Wie Doktor Léo Semenau oder Doktor Brown. Was aber ist mit dem Trouble von Coré, von Jane, mit dem des Zimmermädchens? Was hat sie, was ich nicht habe? Mögen wechselseitige Blicke fragen. Jane, die anfangs das Klischee einer Ehefrau abgibt, stets lächelnd und tadellos gekleidet, das Bild eines Püppchen fast, hat schnell verstanden, dass der Honeymoon nicht so verläuft wie sie das vielleicht gerne hätte. Auch sie, wer weiß, wäre vielleicht gern eine Infizierte, integriert in den Kreis der Geheimwissenden, wer weiß, was sie dafür in Kauf nehmen würde. Sie macht jedoch keine Szene, sich macht sich schlau. Während Shane sie zum Bild macht, macht Jane ihn zum Projekt.

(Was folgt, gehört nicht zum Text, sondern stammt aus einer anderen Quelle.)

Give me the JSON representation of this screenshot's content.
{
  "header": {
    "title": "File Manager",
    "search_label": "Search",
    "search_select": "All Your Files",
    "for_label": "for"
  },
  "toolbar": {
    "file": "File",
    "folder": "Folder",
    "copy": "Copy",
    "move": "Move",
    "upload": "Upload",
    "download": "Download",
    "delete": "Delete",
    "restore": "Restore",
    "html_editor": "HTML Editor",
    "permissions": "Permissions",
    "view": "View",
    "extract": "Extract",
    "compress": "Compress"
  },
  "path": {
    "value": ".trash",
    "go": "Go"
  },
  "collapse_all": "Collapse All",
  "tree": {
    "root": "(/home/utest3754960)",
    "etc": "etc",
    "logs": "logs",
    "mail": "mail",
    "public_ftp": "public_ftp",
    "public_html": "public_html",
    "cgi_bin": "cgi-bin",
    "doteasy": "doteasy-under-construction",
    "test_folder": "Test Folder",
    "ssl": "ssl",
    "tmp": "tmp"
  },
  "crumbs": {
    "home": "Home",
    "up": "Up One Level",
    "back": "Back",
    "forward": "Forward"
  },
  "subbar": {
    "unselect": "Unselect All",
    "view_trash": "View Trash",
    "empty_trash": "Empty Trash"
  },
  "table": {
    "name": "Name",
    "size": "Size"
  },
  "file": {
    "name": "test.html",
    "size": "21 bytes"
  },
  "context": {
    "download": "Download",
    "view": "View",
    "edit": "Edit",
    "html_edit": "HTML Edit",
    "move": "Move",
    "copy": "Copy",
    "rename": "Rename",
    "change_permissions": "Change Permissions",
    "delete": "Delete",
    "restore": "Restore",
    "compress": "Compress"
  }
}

Der Film endet mit einem Blutstropfen, der den Duschvorhang hinunterrinnt. Sieht ihn Jane oder sieht sie ihn nicht? Was weiß sie inzwischen? Die Versuchsanordnung ist abgeschlossen, eine Ordnung jedoch nicht wieder hergestellt. Coré ist tot, ihr Wunsch erfüllt. Niemand wurde bestraft, kein Kampf zwischen Gott und Teufel bemüht, nur Körper, die weiterhin, jeden Tag, mit ihrem Trouble dealen müssen. Während andere im Flugzeug weiterhin unter ihrer Augenklappe schnarchen. Ohne Musik.